Kage Baker thought the description of the Squeers family, in Charles Dickens’ Nicholas Nickelby, was about the funniest family ever committed to paper.
They are a sort of ghastly, but affectionate, ogre family who run an appalling boys’ school wherein the titular hero of the novel is an unhappy schoolmaster. Briefly. It all ends in tears, bloodshed and hyperbole, because the Squeers are only affectionate to one another. To everyone else, they are absolutely horrible – except for the daughter of the family, Miss Fanny Squeers, who is convinced she is a deathless beauty and falls in love with anything in trousers …
Fanny was Kage’s favourite. She even used the character in a bespoke story about Springheel Jack, and laughed her ass off the entire time she wrote the dialogue. It appeared in, I think, The Mammoth Book if Dickensian Whodunits, edited by Mike Ashley; Carroll & Graf, October 2007.
Since I have been mistaken about where I published my own stories lately, I could be wrong about this. My brain is leaking out my ears … but I think this is the one.
My day has been a long, long sled ride today, on a broken sled, over a morass of flaming shit. I have had severe problems with online systems which I desperately need to access, in order to pay bills and prove to the state of California that I am not dead, not in good health, and still in need of my disability benefits. ALL these systems refuse to acknowledge my user names or passwords, most have informed me I do not exist, and I have had it with all of them. Absolutely nothing has been accomplished.
The one time I got a live clerk, she sent me a verification code via phone – and then told me her system could not recognize it when I repeated it back to her. And by then, I had tried too many times to be accommodated until another 12 hours goes by.
Hence the title. For context, and for your amusement, Dear Reader, I attach here the original letter from NN, which so entertained Kage. You should have heard her acting it out …
“My pa requests me to write to you. The doctors considering it doubtful whether he will ever recuvver the use of his legs which prevents his holding a pen.
“We are in a state of mind beyond everything, and my pa is one-mask of brooses both blue and green likewise two forms are steepled in his Goar. We were kimpelled to have him carried down into the kitchen where he now lays.

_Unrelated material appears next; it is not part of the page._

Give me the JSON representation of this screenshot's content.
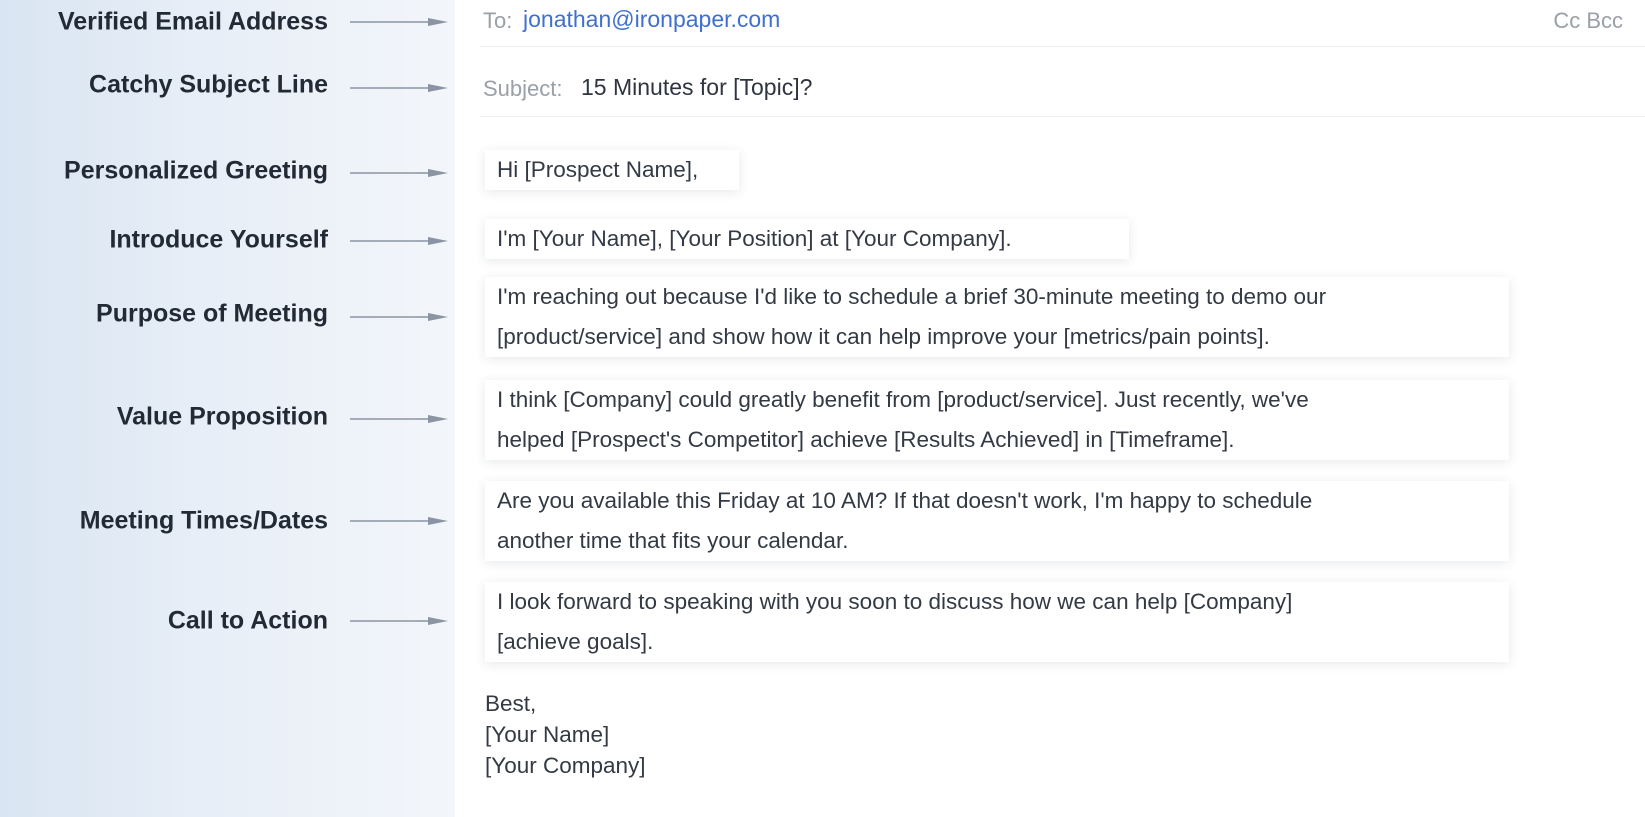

You will judge from this that he has been brought very low.
“When your nevew that you recommended for a teacher had done this to my pa and jumped upon his body with his feet and also langwedge which I will not pollewt my pen with describing, he assaulted my ma with dreadful violence, dashed her to the earth, and drove her back comb several inches into her head. A very little more and it must have entered her skull. We have a medical certifiket that if it had, the tortershell would have affected the brain.
“Me and my brother were then the victims of his feury since which we have suffered very much which leads us to the arrowing belief that we have received some injury in our insides, especially as no marks of violence are visible externally. I am screaming out loud all the time I write and so is my brother which takes off my attention rather, and I hope will excuse mistakes.
“The monster having satiated his thirst for blood ran away, taking with him a boy of desperate caracter that he had excited to rebellyon, and a garnet ring belonging to my ma, and not having been apprehended by the constables is supposed to have been took up by some stage-coach. My pa begs that if he comes to you the ring may be returned, and that you will let the thief and assassin go, as if we prosecuted him he would only be transported, and if he is let go he is sure to be hung before long, which will save us trouble, and be much more satisfactory.
Hoping to hear from you when convenient
“Yours and cetrer
“P.S. I pity his ignorance and despise him.”